University of Michigan Medical School, Department of Epidemiology, Cardiovascular Center, Room 3194, 1500 East Medical Center Drive, Ann Arbor, MI 48109-5855, USA.
Stroke. 2011 Dec;42(12):3518-23. doi: 10.1161/STROKEAHA.111.625491. Epub 2011 Sep 22.
We sought to describe the association of spirituality, optimism, fatalism, and depressive symptoms with initial stroke severity, stroke recurrence, and poststroke mortality.
Stroke cases from June 2004 to December 2008 were ascertained in Nueces County, TX. Patients without aphasia were queried on their recall of depressive symptoms, fatalism, optimism, and nonorganizational spirituality before stroke using validated scales. The association between scales and stroke outcomes was studied using multiple linear regression with log-transformed National Institutes of Health Stroke Scale and Cox proportional hazards regression for recurrence and mortality.
Six hundred sixty-nine patients participated; 48.7% were women. In fully adjusted models, an increase in fatalism from the first to third quartile was associated with all-cause mortality (hazard ratio, 1.41; 95% CI, 1.06-1.88) and marginally associated with risk of recurrence (hazard ratio, 1.35; 95% CI, 0.97-1.88), but not stroke severity. Similarly, an increase in depressive symptoms was associated with increased mortality (hazard ratio, 1.32; 95% CI, 1.02-1.72), marginally associated with stroke recurrence (HR, 1.22; 95% CI, 0.93-1.62), and with a 9.0% increase in stroke severity (95% CI, 0.01-18.0). Depressive symptoms altered the fatalism-mortality association such that the association of fatalism and mortality was more pronounced for patients reporting no depressive symptoms. Neither spirituality nor optimism conferred a significant effect on stroke severity, recurrence, or mortality.

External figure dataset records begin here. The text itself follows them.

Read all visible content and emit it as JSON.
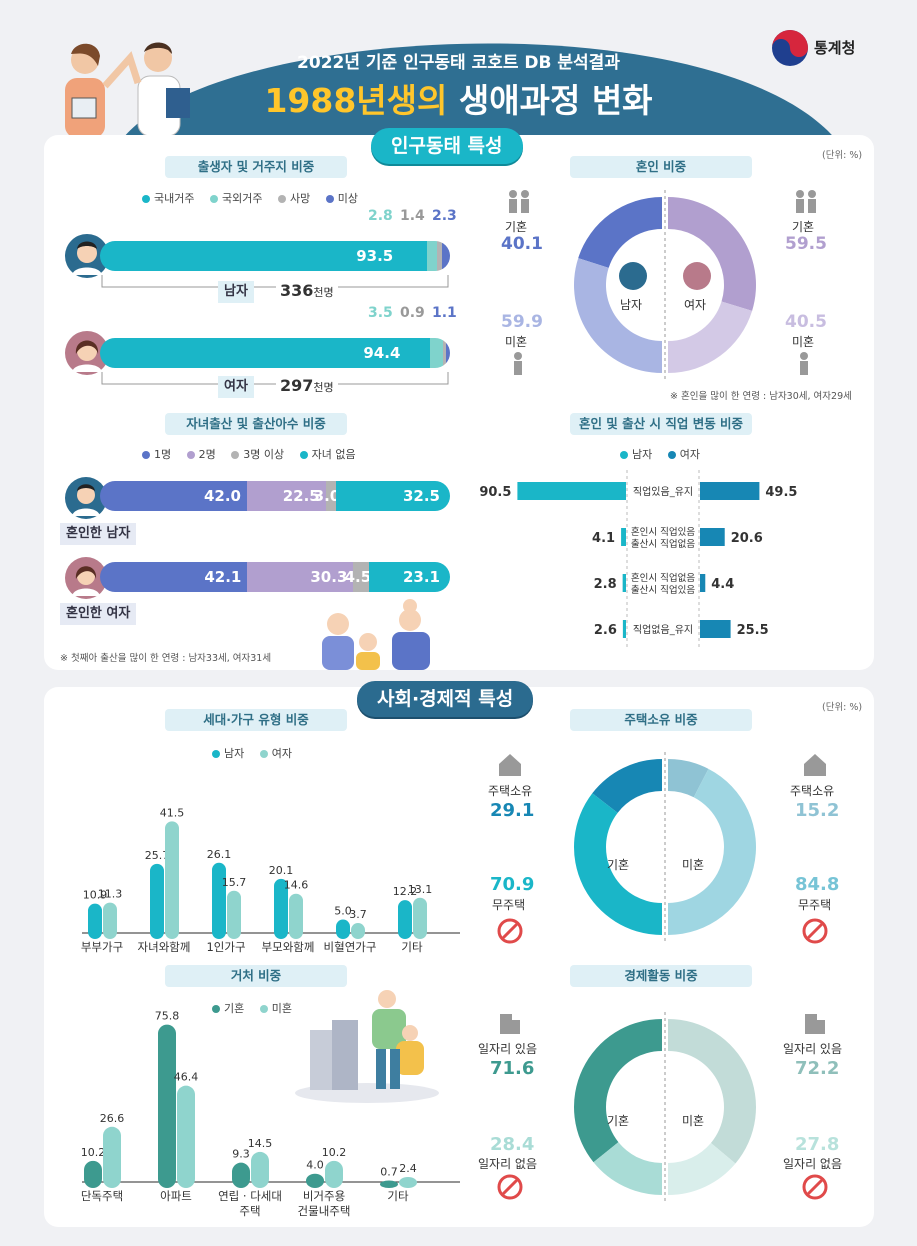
{
  "header": {
    "subtitle": "2022년 기준 인구동태 코호트 DB 분석결과",
    "title_highlight": "1988년생의",
    "title_rest": "생애과정 변화",
    "logo_text": "통계청"
  },
  "sections": {
    "s1": "인구동태 특성",
    "s2": "사회·경제적 특성"
  },
  "units": {
    "u1": "(단위: %)",
    "u2": "(단위: %)"
  },
  "colors": {
    "teal": "#1ab6c8",
    "mint": "#7fd3cc",
    "gray": "#b3b3b3",
    "navy": "#5b74c7",
    "purple": "#b19fcf",
    "darkteal": "#3d9a8f",
    "lightteal": "#8fd4cd",
    "blue": "#1787b4",
    "lightblue": "#9fd6e2"
  },
  "birth": {
    "title": "출생자 및 거주지 비중",
    "legend": [
      "국내거주",
      "국외거주",
      "사망",
      "미상"
    ],
    "male": {
      "label": "남자",
      "count": "336",
      "count_unit": "천명",
      "values": [
        93.5,
        2.8,
        1.4,
        2.3
      ],
      "main_label": "93.5",
      "top_labels": [
        "2.8",
        "1.4",
        "2.3"
      ]
    },
    "female": {
      "label": "여자",
      "count": "297",
      "count_unit": "천명",
      "values": [
        94.4,
        3.5,
        0.9,
        1.1
      ],
      "main_label": "94.4",
      "top_labels": [
        "3.5",
        "0.9",
        "1.1"
      ]
    }
  },
  "marriage": {
    "title": "혼인 비중",
    "male": {
      "label": "남자",
      "married_label": "기혼",
      "married": 40.1,
      "single_label": "미혼",
      "single": 59.9
    },
    "female": {
      "label": "여자",
      "married_label": "기혼",
      "married": 59.5,
      "single_label": "미혼",
      "single": 40.5
    },
    "note": "※ 혼인을 많이 한 연령 : 남자30세, 여자29세"
  },
  "children": {
    "title": "자녀출산 및 출산아수 비중",
    "legend": [
      "1명",
      "2명",
      "3명 이상",
      "자녀 없음"
    ],
    "male": {
      "label": "혼인한 남자",
      "values": [
        42.0,
        22.5,
        3.0,
        32.5
      ],
      "labels": [
        "42.0",
        "22.5",
        "3.0",
        "32.5"
      ]
    },
    "female": {
      "label": "혼인한 여자",
      "values": [
        42.1,
        30.3,
        4.5,
        23.1
      ],
      "labels": [
        "42.1",
        "30.3",
        "4.5",
        "23.1"
      ]
    },
    "note": "※ 첫째아 출산을 많이 한 연령 : 남자33세, 여자31세"
  },
  "job": {
    "title": "혼인 및 출산 시 직업 변동 비중",
    "legend": [
      "남자",
      "여자"
    ],
    "rows": [
      {
        "cat": "직업있음_유지",
        "cat2": "",
        "male": 90.5,
        "female": 49.5
      },
      {
        "cat": "혼인시 직업있음",
        "cat2": "출산시 직업없음",
        "male": 4.1,
        "female": 20.6
      },
      {
        "cat": "혼인시 직업없음",
        "cat2": "출산시 직업있음",
        "male": 2.8,
        "female": 4.4
      },
      {
        "cat": "직업없음_유지",
        "cat2": "",
        "male": 2.6,
        "female": 25.5
      }
    ]
  },
  "chart_data": [
    {
      "type": "bar",
      "title": "세대·가구 유형 비중",
      "categories": [
        "부부가구",
        "자녀와함께",
        "1인가구",
        "부모와함께",
        "비혈연가구",
        "기타"
      ],
      "series": [
        {
          "name": "남자",
          "values": [
            10.9,
            25.7,
            26.1,
            20.1,
            5.0,
            12.2
          ]
        },
        {
          "name": "여자",
          "values": [
            11.3,
            41.5,
            15.7,
            14.6,
            3.7,
            13.1
          ]
        }
      ]
    },
    {
      "type": "bar",
      "title": "거처 비중",
      "categories": [
        "단독주택",
        "아파트",
        "연립 · 다세대 주택",
        "비거주용 건물내주택",
        "기타"
      ],
      "series": [
        {
          "name": "기혼",
          "values": [
            10.2,
            75.8,
            9.3,
            4.0,
            0.7
          ]
        },
        {
          "name": "미혼",
          "values": [
            26.6,
            46.4,
            14.5,
            10.2,
            2.4
          ]
        }
      ]
    },
    {
      "type": "pie",
      "title": "주택소유 비중",
      "groups": [
        {
          "name": "기혼",
          "slices": [
            {
              "name": "주택소유",
              "value": 29.1
            },
            {
              "name": "무주택",
              "value": 70.9
            }
          ]
        },
        {
          "name": "미혼",
          "slices": [
            {
              "name": "주택소유",
              "value": 15.2
            },
            {
              "name": "무주택",
              "value": 84.8
            }
          ]
        }
      ]
    },
    {
      "type": "pie",
      "title": "경제활동 비중",
      "groups": [
        {
          "name": "기혼",
          "slices": [
            {
              "name": "일자리 있음",
              "value": 71.6
            },
            {
              "name": "일자리 없음",
              "value": 28.4
            }
          ]
        },
        {
          "name": "미혼",
          "slices": [
            {
              "name": "일자리 있음",
              "value": 72.2
            },
            {
              "name": "일자리 없음",
              "value": 27.8
            }
          ]
        }
      ]
    }
  ],
  "housing_labels": {
    "own": "주택소유",
    "none": "무주택",
    "married": "기혼",
    "single": "미혼"
  },
  "econ_labels": {
    "yes": "일자리 있음",
    "no": "일자리 없음",
    "married": "기혼",
    "single": "미혼"
  }
}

Among patients who have already had a stroke, self-described prestroke depressive symptoms and fatalism, but not optimism or spirituality, are associated with increased risk of stroke recurrence and mortality. Unconventional risk factors may explain some of the variability in stroke outcomes observed in populations and may be novel targets for intervention.
我们旨在描述灵性、乐观、宿命论和抑郁症状与初始卒中严重程度、卒中复发和卒中后死亡率之间的关系。
在德克萨斯州纽西斯县,我们确定了 2004 年 6 月至 2008 年 12 月期间的卒中病例。无失语症的患者在卒中前使用经过验证的量表回忆抑郁症状、宿命论、乐观和非组织性灵性。使用对数转化的国立卫生研究院卒中量表的多线性回归和复发和死亡率的 Cox 比例风险回归来研究量表与卒中结果之间的关系。
669 名患者参与了研究;48.7%为女性。在完全调整的模型中,宿命论从第一到第三四分位数的增加与全因死亡率相关(风险比,1.41;95%置信区间,1.06-1.88),且与复发风险呈边缘相关(风险比,1.35;95%置信区间,0.97-1.88),但与卒中严重程度无关。同样,抑郁症状的增加与死亡率的增加相关(风险比,1.32;95%置信区间,1.02-1.72),与卒中复发呈边缘相关(HR,1.22;95%置信区间,0.93-1.62),并使卒中严重程度增加 9.0%(95%置信区间,0.01-18.0)。抑郁症状改变了宿命论与死亡率之间的关系,以至于对没有抑郁症状的患者来说,宿命论与死亡率之间的关系更加显著。灵性和乐观都没有对卒中严重程度、复发或死亡率产生显著影响。
在已经发生卒中的患者中,自我描述的卒中前抑郁症状和宿命论,但不是乐观或灵性,与卒中复发和死亡率增加相关。非常规危险因素可能解释了人群中观察到的卒中结局的一些变异性,并且可能是新的干预目标。